Дверь в аппаратную резко распахнулась, и в нее стремительно вошел Фролов. Был он снова, как и до поездки в Харьков, в вылинявшей военной форме. Еще утром он отдал шифровальщикам письмо Щукина и попросил расшифровать.
– Ну как дела? Расшифровали?
Молоденький красноармеец склонился к своему столу и, стараясь выглядеть строгим и значительным, протянул несколько листков бумаги.
Фролов жадно пробежал их глазами и словно споткнулся о невидимую преграду.
Прямо из аппаратной он поспешил во временное управление ВУЧК к Лацису, положил перед ним расшифрованный текст письма и огорченно сказал:
– Вот теперь я уж точно нич-чего не понимаю. Из письма явственно следует, что Николай Николаевич жив и, по всей вероятности, продолжает работать у нас в штабе.
Лацис скользнул взглядом по письму.
«Николаю Николаевичу. Укажите наиболее приемлемый участок фронта для прорыва конницей генерала Мамонтова. Все это срочно! Николай Григорьевич».
Какое-то время Лацис и Фролов молча и недвижно смотрели друг на друга. Затем Лацис резко, не скрывая самоиронии, сказал:
– Чего ж тут непонятного! Ну? Чего?

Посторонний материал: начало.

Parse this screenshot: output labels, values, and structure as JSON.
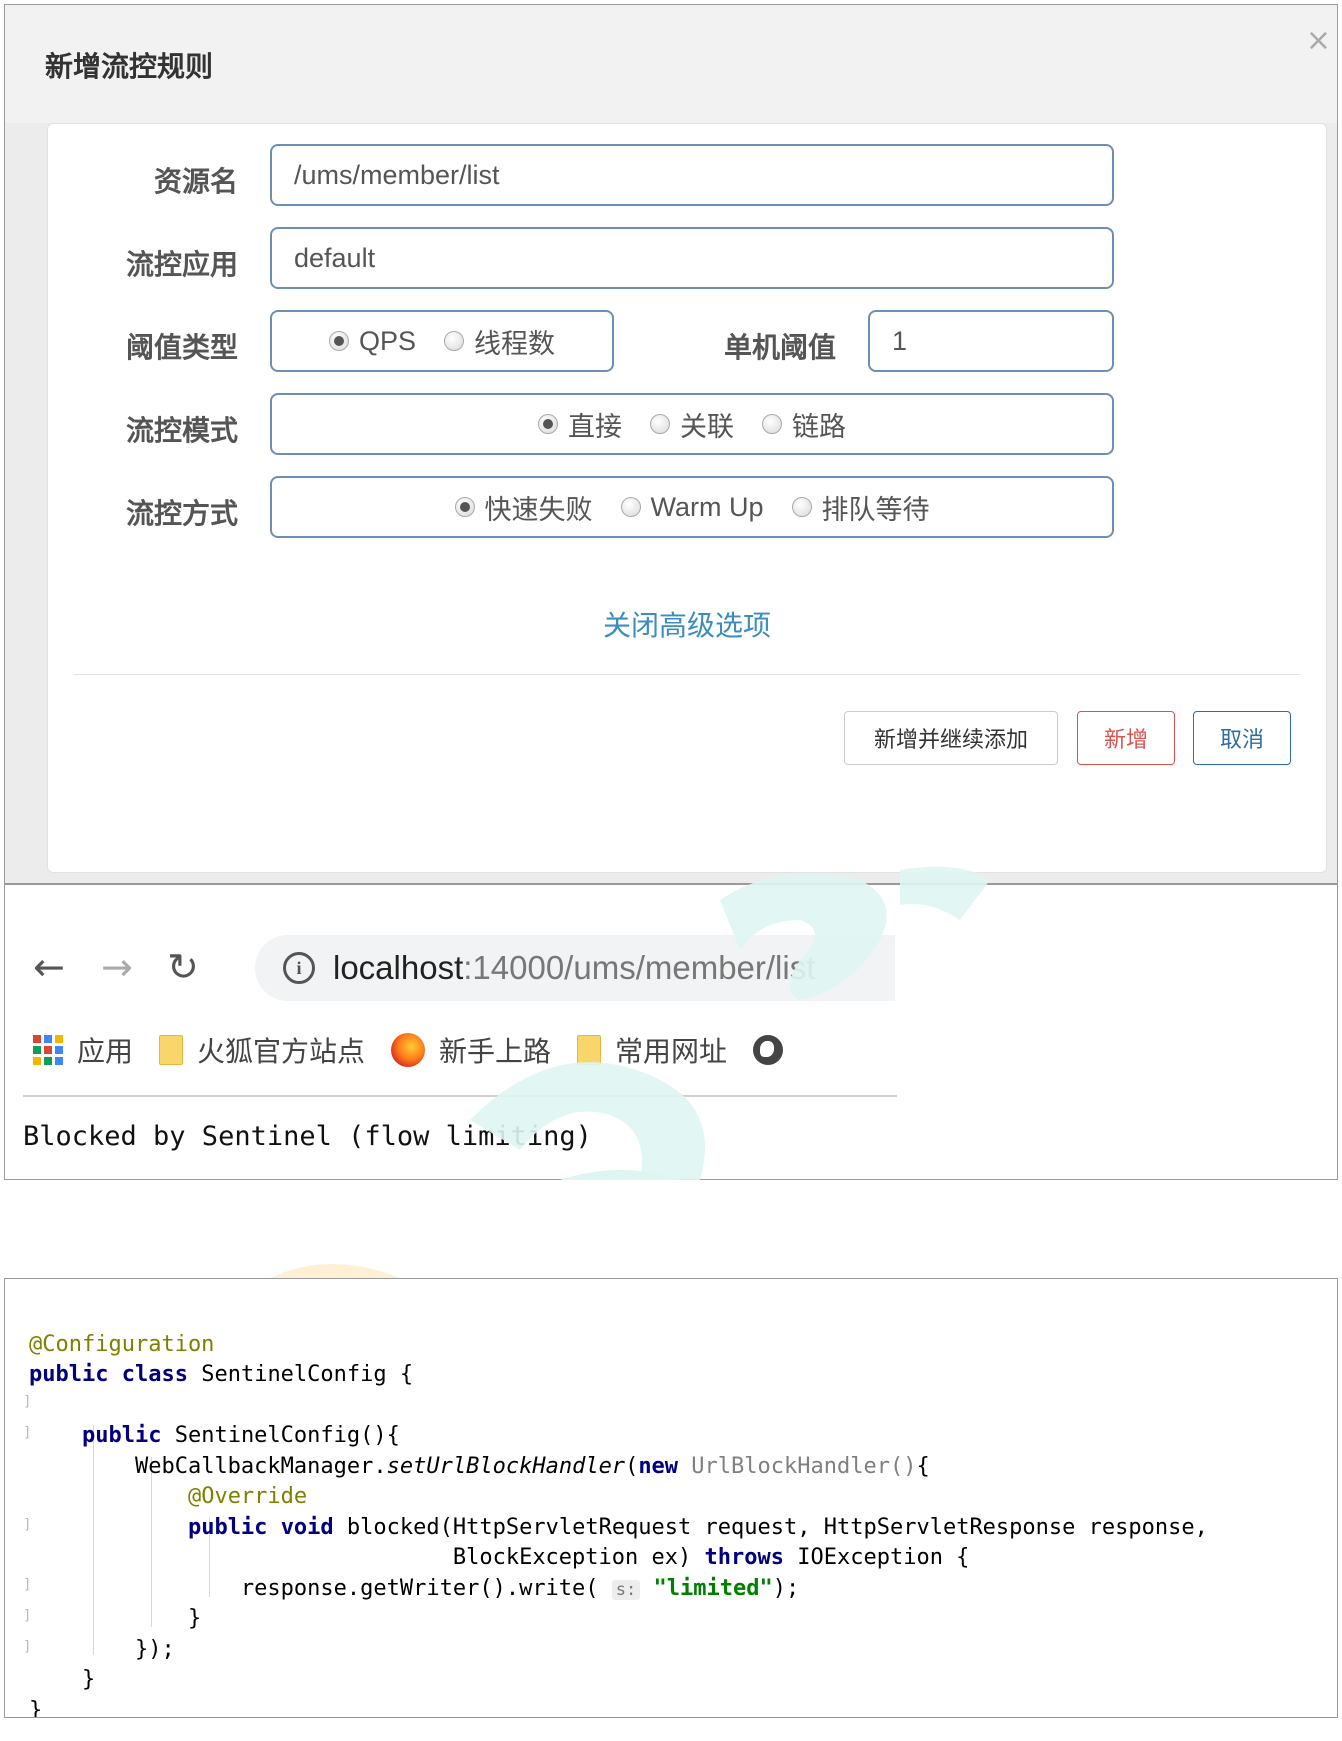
{
  "dialog": {
    "title": "新增流控规则",
    "close": "×",
    "resource_label": "资源名",
    "resource_value": "/ums/member/list",
    "app_label": "流控应用",
    "app_value": "default",
    "threshold_type_label": "阈值类型",
    "threshold_type_options": [
      "QPS",
      "线程数"
    ],
    "single_threshold_label": "单机阈值",
    "single_threshold_value": "1",
    "mode_label": "流控模式",
    "mode_options": [
      "直接",
      "关联",
      "链路"
    ],
    "effect_label": "流控方式",
    "effect_options": [
      "快速失败",
      "Warm Up",
      "排队等待"
    ],
    "advanced_link": "关闭高级选项",
    "btn_add_continue": "新增并继续添加",
    "btn_add": "新增",
    "btn_cancel": "取消"
  },
  "browser": {
    "url_host": "localhost",
    "url_rest": ":14000/ums/member/list",
    "bookmarks": [
      "应用",
      "火狐官方站点",
      "新手上路",
      "常用网址"
    ],
    "content": "Blocked by Sentinel (flow limiting)"
  },
  "code": {
    "annotation": "@Configuration",
    "kw_public": "public",
    "kw_class": "class",
    "class_name": " SentinelConfig {",
    "ctor": " SentinelConfig(){",
    "manager": "WebCallbackManager.",
    "method": "setUrlBlockHandler",
    "paren_open": "(",
    "kw_new": "new",
    "handler": " UrlBlockHandler()",
    "brace_open": "{",
    "override": "@Override",
    "kw_void": "void",
    "blocked_sig": " blocked(HttpServletRequest request, HttpServletResponse response,",
    "blocked_sig2": "BlockException ex) ",
    "kw_throws": "throws",
    "ioexception": " IOException {",
    "write_call": "response.getWriter().write( ",
    "hint": "s:",
    "string": "\"limited\"",
    "write_end": ");",
    "close1": "}",
    "close2": "});",
    "close3": "}",
    "close4": "}"
  }
}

Резников никакой не предатель! – И с горькой усмешкой добавил: – Нас попросту провели как мальчишек… Интересно!..
Кабинет Лациса здесь, в Новозыбкове, был крошечный и малоудобный, словно он находился в каком-то вагоне, и нужно было с этим мириться. Рядом со столом стояла узкая солдатская кровать, покрытая грубым одеялом. Возле стен стояло несколько стульев и железный походный ящик, заменявший сейф.

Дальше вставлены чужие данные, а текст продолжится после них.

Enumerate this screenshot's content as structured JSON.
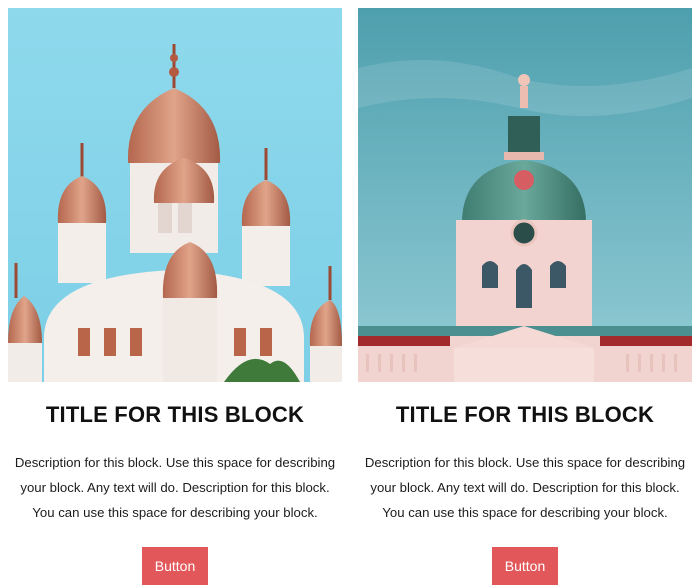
{
  "cards": [
    {
      "image": "temple-domes-photo",
      "title": "TITLE FOR THIS BLOCK",
      "description": "Description for this block. Use this space for describing your block. Any text will do. Description for this block. You can use this space for describing your block.",
      "button_label": "Button"
    },
    {
      "image": "palace-tower-photo",
      "title": "TITLE FOR THIS BLOCK",
      "description": "Description for this block. Use this space for describing your block. Any text will do. Description for this block. You can use this space for describing your block.",
      "button_label": "Button"
    }
  ],
  "colors": {
    "button_bg": "#e2575a",
    "button_text": "#ffffff",
    "title_text": "#111111"
  }
}
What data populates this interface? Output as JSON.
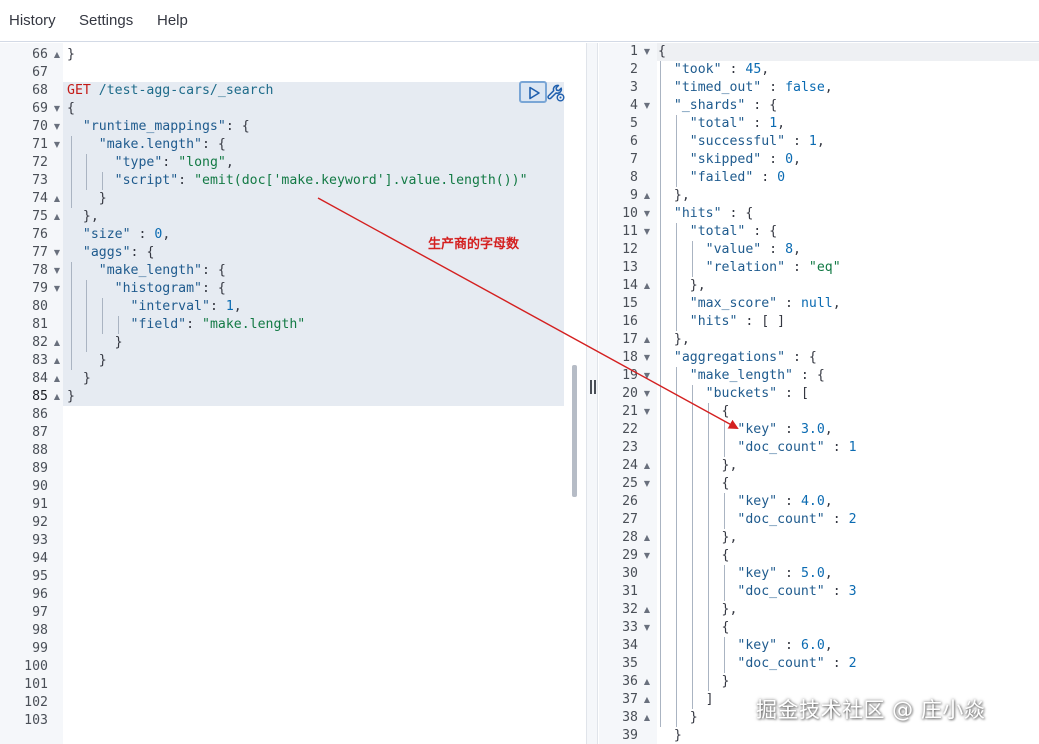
{
  "menu": {
    "history": "History",
    "settings": "Settings",
    "help": "Help"
  },
  "colors": {
    "accent": "#7aa6d6",
    "annotation": "#d42020",
    "request_bg": "#e6ebf2"
  },
  "icons": {
    "run": "play-icon",
    "settings": "wrench-icon"
  },
  "request": {
    "method": "GET",
    "url": "/test-agg-cars/_search",
    "line_numbers": [
      "66",
      "67",
      "68",
      "69",
      "70",
      "71",
      "72",
      "73",
      "74",
      "75",
      "76",
      "77",
      "78",
      "79",
      "80",
      "81",
      "82",
      "83",
      "84",
      "85",
      "86",
      "87",
      "88",
      "89",
      "90",
      "91",
      "92",
      "93",
      "94",
      "95",
      "96",
      "97",
      "98",
      "99",
      "100",
      "101",
      "102",
      "103"
    ],
    "lines": [
      "}",
      "",
      "GET /test-agg-cars/_search",
      "{",
      "  \"runtime_mappings\": {",
      "    \"make.length\": {",
      "      \"type\": \"long\",",
      "      \"script\": \"emit(doc['make.keyword'].value.length())\"",
      "    }",
      "  },",
      "  \"size\" : 0,",
      "  \"aggs\": {",
      "    \"make_length\": {",
      "      \"histogram\": {",
      "        \"interval\": 1,",
      "        \"field\": \"make.length\"",
      "      }",
      "    }",
      "  }",
      "}"
    ]
  },
  "response": {
    "line_numbers": [
      "1",
      "2",
      "3",
      "4",
      "5",
      "6",
      "7",
      "8",
      "9",
      "10",
      "11",
      "12",
      "13",
      "14",
      "15",
      "16",
      "17",
      "18",
      "19",
      "20",
      "21",
      "22",
      "23",
      "24",
      "25",
      "26",
      "27",
      "28",
      "29",
      "30",
      "31",
      "32",
      "33",
      "34",
      "35",
      "36",
      "37",
      "38",
      "39"
    ],
    "lines": [
      "{",
      "  \"took\" : 45,",
      "  \"timed_out\" : false,",
      "  \"_shards\" : {",
      "    \"total\" : 1,",
      "    \"successful\" : 1,",
      "    \"skipped\" : 0,",
      "    \"failed\" : 0",
      "  },",
      "  \"hits\" : {",
      "    \"total\" : {",
      "      \"value\" : 8,",
      "      \"relation\" : \"eq\"",
      "    },",
      "    \"max_score\" : null,",
      "    \"hits\" : [ ]",
      "  },",
      "  \"aggregations\" : {",
      "    \"make_length\" : {",
      "      \"buckets\" : [",
      "        {",
      "          \"key\" : 3.0,",
      "          \"doc_count\" : 1",
      "        },",
      "        {",
      "          \"key\" : 4.0,",
      "          \"doc_count\" : 2",
      "        },",
      "        {",
      "          \"key\" : 5.0,",
      "          \"doc_count\" : 3",
      "        },",
      "        {",
      "          \"key\" : 6.0,",
      "          \"doc_count\" : 2",
      "        }",
      "      ]",
      "    }",
      "  }"
    ]
  },
  "annotation": {
    "text": "生产商的字母数"
  },
  "watermark": {
    "text": "掘金技术社区 @ 庄小焱"
  }
}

Лацису с первых же дней не понравился этот маленький скучный и безалаберный городок с грязными улочками, с гераньками на окнах, со смешанным населением. Его не следовало любить уже за одно то, что здесь родилась и росла Фанни Каплан, стрелявшая в Ленина и тем укоротившая так нужную пролетариату жизнь великого вождя. Не поэтому ли Лацис сразу после прибытия в Новозыбков провел здесь серьезную чистку от нежелательных и социально чуждых элементов, едва ли не вдвое сократив его население? Впрочем, это было совсем незаметно на фоне военных людей и сотрудников всяких учреждений, эвакуированных сюда из Киева.
Лацис взял лежавший перед Фроловым конверт, отобранный у Мирона, стал внимательно рассматривать адрес. «Новозыбков. Почта. До востребования. Пискареву Михаилу Васильевичу».
– Вы думаете, что Михаил Васильевич Пискарев и Николай Николаевич – одно и то же лицо? – высказал предположение Лацис.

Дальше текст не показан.